Kenyataan bahwa Rusia tidak bisa menjaga Navalny tetap hidup mengejutkan McFaul, seorang ahli Rusia yang telah lama mengajar di Universitas Stanford. Ia mengatakan bahwa ia tidak mengharapkannya, bahkan mengingat upaya rezim sebelumnya untuk meracuninya. Orang lain mengatakan hal itu menandakan dunia baru, di mana bahkan tokoh oposisi dengan profil global bisa dengan mudah dibunuh.
Navalny menolak label sebagai oposisi, lebih memilih memandang dirinya sebagai seorang politikus di arena, bahkan calon presiden Rusia di masa depan. Itulah yang mendorong keputusannya untuk kembali ke sana, meskipun hampir pasti bahwa ia akan ditangkap.
Dengan demikian, Navalny membedakan dirinya dari tokoh oposisi era Perang Dingin seperti fisikawan Andrei Sakharov atau politikus Natan Sharansky, yang menghadapi penindasan dan dalam kasus Sharansky, penjara, menjadi simbol perlawanan berani di Barat.
Tokoh-tokoh semacam itu sering memiliki aura ketidakranjangan. Tetapi saat ini, para pemerintah berperilaku dengan lebih kebebasan, sebagian, kata para analis, karena Amerika Serikat dan negara-negara Barat lainnya, yang terbebani oleh pertarungan politik mereka sendiri, tidak lagi menunjukkan front yang bersatu dari tekanan seperti yang mereka lakukan pada tahun 1970-an dan 1980-an.

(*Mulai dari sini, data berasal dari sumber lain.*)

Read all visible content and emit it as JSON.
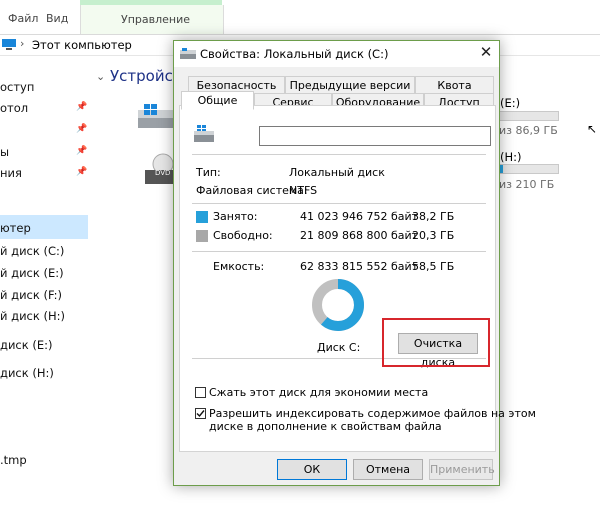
{
  "explorer": {
    "ribbon_tabs": [
      "Файл",
      "Вид"
    ],
    "context_tab_label": "Управление",
    "address_text": "Этот компьютер",
    "section_header": "Устройства",
    "nav_items": [
      "оступ",
      "отол",
      "ы",
      "ния",
      "ютер",
      "й диск (C:)",
      "й диск (E:)",
      "й диск (F:)",
      "й диск (H:)",
      "диск (E:)",
      "диск (H:)",
      ".tmp"
    ],
    "drives_right": [
      {
        "label": "(E:)",
        "free_text": "из 86,9 ГБ"
      },
      {
        "label": "(H:)",
        "free_text": "из 210 ГБ"
      }
    ],
    "dvd_label": "DVD"
  },
  "dialog": {
    "title": "Свойства: Локальный диск (C:)",
    "close_glyph": "✕",
    "tabs_row1": [
      "Безопасность",
      "Предыдущие версии",
      "Квота"
    ],
    "tabs_row2": [
      "Общие",
      "Сервис",
      "Оборудование",
      "Доступ"
    ],
    "active_tab": "Общие",
    "name_input_value": "",
    "type_label": "Тип:",
    "type_value": "Локальный диск",
    "fs_label": "Файловая система:",
    "fs_value": "NTFS",
    "used_label": "Занято:",
    "used_bytes": "41 023 946 752 байт",
    "used_gb": "38,2 ГБ",
    "free_label": "Свободно:",
    "free_bytes": "21 809 868 800 байт",
    "free_gb": "20,3 ГБ",
    "capacity_label": "Емкость:",
    "capacity_bytes": "62 833 815 552 байт",
    "capacity_gb": "58,5 ГБ",
    "disk_caption": "Диск C:",
    "cleanup_button": "Очистка диска",
    "compress_label": "Сжать этот диск для экономии места",
    "compress_checked": false,
    "index_label_line1": "Разрешить индексировать содержимое файлов на этом",
    "index_label_line2": "диске в дополнение к свойствам файла",
    "index_checked": true,
    "ok_button": "ОК",
    "cancel_button": "Отмена",
    "apply_button": "Применить",
    "colors": {
      "used": "#26a0da",
      "free": "#c0c0c0",
      "highlight": "#d7262c"
    }
  }
}
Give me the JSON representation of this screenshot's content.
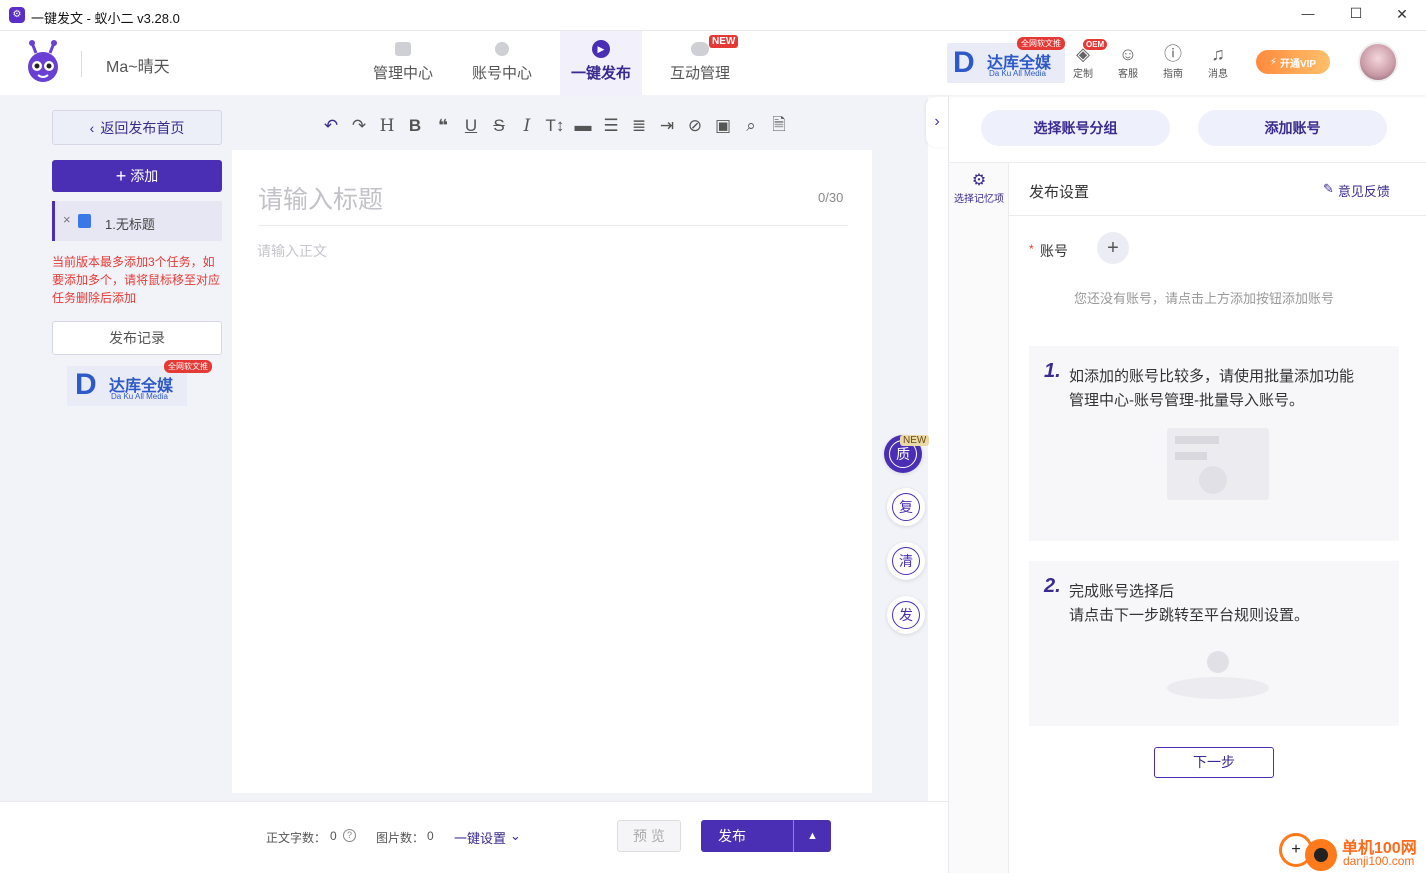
{
  "window": {
    "title": "一键发文 - 蚁小二 v3.28.0",
    "minimize": "—",
    "maximize": "☐",
    "close": "✕"
  },
  "header": {
    "user": "Ma~晴天",
    "tabs": [
      {
        "label": "管理中心"
      },
      {
        "label": "账号中心"
      },
      {
        "label": "一键发布"
      },
      {
        "label": "互动管理",
        "badge": "NEW"
      }
    ],
    "dk_banner": {
      "name": "达库全媒",
      "sub": "Da Ku All Media",
      "tag": "全网软文推"
    },
    "icons": [
      {
        "label": "定制",
        "badge": "OEM"
      },
      {
        "label": "客服"
      },
      {
        "label": "指南"
      },
      {
        "label": "消息"
      }
    ],
    "vip": "开通VIP"
  },
  "left": {
    "back": "返回发布首页",
    "add": "添加",
    "task": "1.无标题",
    "task_close": "×",
    "warning": "当前版本最多添加3个任务，如要添加多个，请将鼠标移至对应任务删除后添加",
    "history": "发布记录",
    "dk_banner": {
      "name": "达库全媒",
      "sub": "Da Ku All Media",
      "tag": "全网软文推"
    }
  },
  "editor": {
    "title_placeholder": "请输入标题",
    "counter": "0/30",
    "body_placeholder": "请输入正文",
    "toolbar": [
      "undo-icon",
      "redo-icon",
      "heading-icon",
      "bold-icon",
      "quote-icon",
      "underline-icon",
      "strikethrough-icon",
      "italic-icon",
      "text-size-icon",
      "divider-icon",
      "list-icon",
      "align-icon",
      "indent-icon",
      "clear-format-icon",
      "image-icon",
      "search-icon",
      "document-icon"
    ]
  },
  "side_tools": {
    "items": [
      "质",
      "复",
      "清",
      "发"
    ],
    "badge": "NEW"
  },
  "bottom": {
    "word_label": "正文字数：",
    "word_count": "0",
    "image_label": "图片数：",
    "image_count": "0",
    "settings": "一键设置",
    "preview": "预 览",
    "publish": "发布"
  },
  "right": {
    "select_group": "选择账号分组",
    "add_account": "添加账号",
    "memory": "选择记忆项",
    "section_title": "发布设置",
    "feedback": "意见反馈",
    "account_label": "账号",
    "required_mark": "*",
    "empty": "您还没有账号，请点击上方添加按钮添加账号",
    "tips": [
      {
        "num": "1.",
        "line1": "如添加的账号比较多，请使用批量添加功能",
        "line2": "管理中心-账号管理-批量导入账号。"
      },
      {
        "num": "2.",
        "line1": "完成账号选择后",
        "line2": "请点击下一步跳转至平台规则设置。"
      }
    ],
    "next": "下一步"
  },
  "watermark": {
    "name": "单机100网",
    "url": "danji100.com"
  },
  "colors": {
    "primary": "#4a2fb4",
    "accent_red": "#e53935",
    "light_bg": "#f2f3f8"
  }
}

“Ini adalah penanda yang memberi tahu kita bagaimana dunia telah berubah,” kata Philippe Sands, seorang pengacara dan penulis hak asasi manusia asal Inggris. “Pemerintah dulu membiarkan individu-individu semacam itu hidup. Kadang-kadang mereka akan mengurung mereka selama bertahun-tahun, tetapi mereka tidak membunuh mereka. Sekarang mereka hanya menyingkirkan mereka.”
“Negara-negara yang melakukan hal ini,” tambah Sands, “lebih yakin akan kemampuan mereka untuk melakukannya.”